Le mariage chez les Francs

Les Francs, comme les autres peuples germains, pratiquent l'endogamie[4] au sein de la Sippe ou clan (groupe de parenté étendu). Le mariage y prend plusieurs formes. Le père est le chef de la famille et exerce son autorité (mundium ou munduburdium) sur ses femmes, ses enfants, ses esclaves[5]. Il a le pouvoir d’accepter ou de refuser les mariages de chaque membre de sa familia[6]. Les jeunes nobles francs pratiquent une éducation sentimentale auprès des esclaves de leur familia ou des filles de leurs proches. Il en résulte souvent plusieurs mariages avec ses épouses de jeunesse (friedelfrau), qualifiées d’épouses de second rang ou d’épouses morganatiques.

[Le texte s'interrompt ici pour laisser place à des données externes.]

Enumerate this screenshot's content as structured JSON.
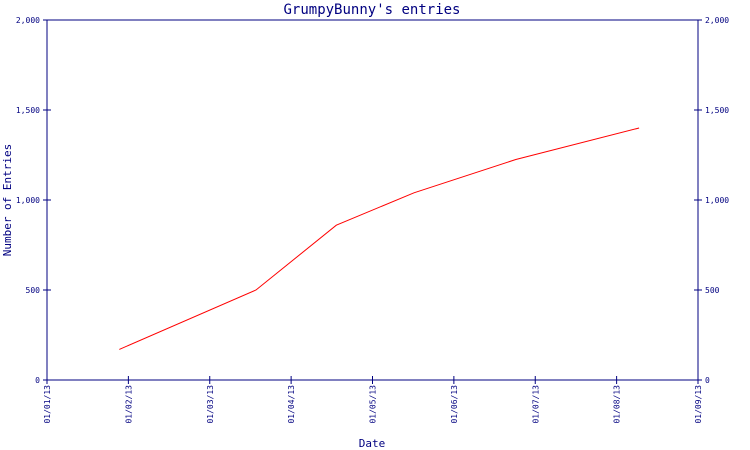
{
  "chart_data": {
    "type": "line",
    "title": "GrumpyBunny's entries",
    "xlabel": "Date",
    "ylabel": "Number of Entries",
    "x_ticks": [
      "01/01/13",
      "01/02/13",
      "01/03/13",
      "01/04/13",
      "01/05/13",
      "01/06/13",
      "01/07/13",
      "01/08/13",
      "01/09/13"
    ],
    "y_ticks": [
      "0",
      "500",
      "1,000",
      "1,500",
      "2,000"
    ],
    "y_tick_values": [
      0,
      500,
      1000,
      1500,
      2000
    ],
    "ylim": [
      0,
      2000
    ],
    "xlim": [
      "2013-01-01",
      "2013-09-01"
    ],
    "y_axis_right": true,
    "grid": false,
    "line_color": "#ff0000",
    "axis_color": "#000080",
    "series": [
      {
        "x": [
          "2013-01-28",
          "2013-03-20",
          "2013-04-19",
          "2013-05-18",
          "2013-06-25",
          "2013-08-10"
        ],
        "y": [
          170,
          500,
          860,
          1040,
          1225,
          1400
        ]
      }
    ]
  }
}
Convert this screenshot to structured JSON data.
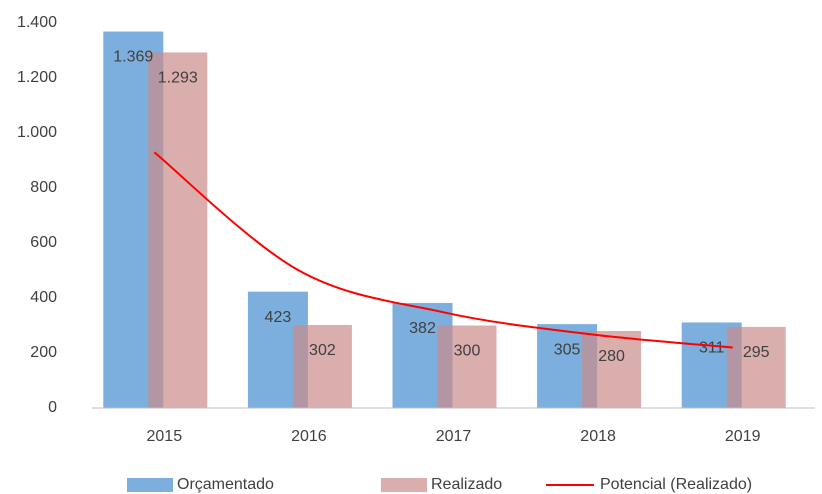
{
  "chart_data": {
    "type": "bar",
    "categories": [
      "2015",
      "2016",
      "2017",
      "2018",
      "2019"
    ],
    "series": [
      {
        "name": "Orçamentado",
        "color": "#5b9bd5",
        "values": [
          1369,
          423,
          382,
          305,
          311
        ],
        "value_labels": [
          "1.369",
          "423",
          "382",
          "305",
          "311"
        ]
      },
      {
        "name": "Realizado",
        "color": "#c98b8a",
        "values": [
          1293,
          302,
          300,
          280,
          295
        ],
        "value_labels": [
          "1.293",
          "302",
          "300",
          "280",
          "295"
        ]
      },
      {
        "name": "Potencial (Realizado)",
        "color": "#ff0000",
        "type": "line",
        "values": [
          930,
          500,
          348,
          269,
          220
        ]
      }
    ],
    "ylim": [
      0,
      1400
    ],
    "yticks": [
      0,
      200,
      400,
      600,
      800,
      {
        "value": 1000,
        "label": "1.000"
      },
      {
        "value": 1200,
        "label": "1.200"
      },
      {
        "value": 1400,
        "label": "1.400"
      }
    ],
    "grid": false,
    "legend": "bottom"
  }
}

Ce type de mariage, la friedelehe, est généralement hypergamique et est conclu de façon privée entre le mari et la femme[7]. Le chef de famille peut décider d’établir pour les jeunes francs arrivés à maturité, des mariages avec des épouses prestigieuses dites de premier rang. Ce type de mariage, célébré en public, permet le rapprochement des familles, assurant une alliance diplomatique[8]. Cette polygynie entraîne la confusion chez les chrétiens traditionnellement monogames, qui appliquent naturellement le droit matrimonial romain et qualifient à tort ces épouses de concubines ou de maîtresses, croyant leurs enfants illégitimes[note 1]. Or, les enfants issus des différents mariages sont tous égaux en matière de succession[note 2]. Le père garde cependant le droit d’écarter de sa succession les enfants de son choix[note 3].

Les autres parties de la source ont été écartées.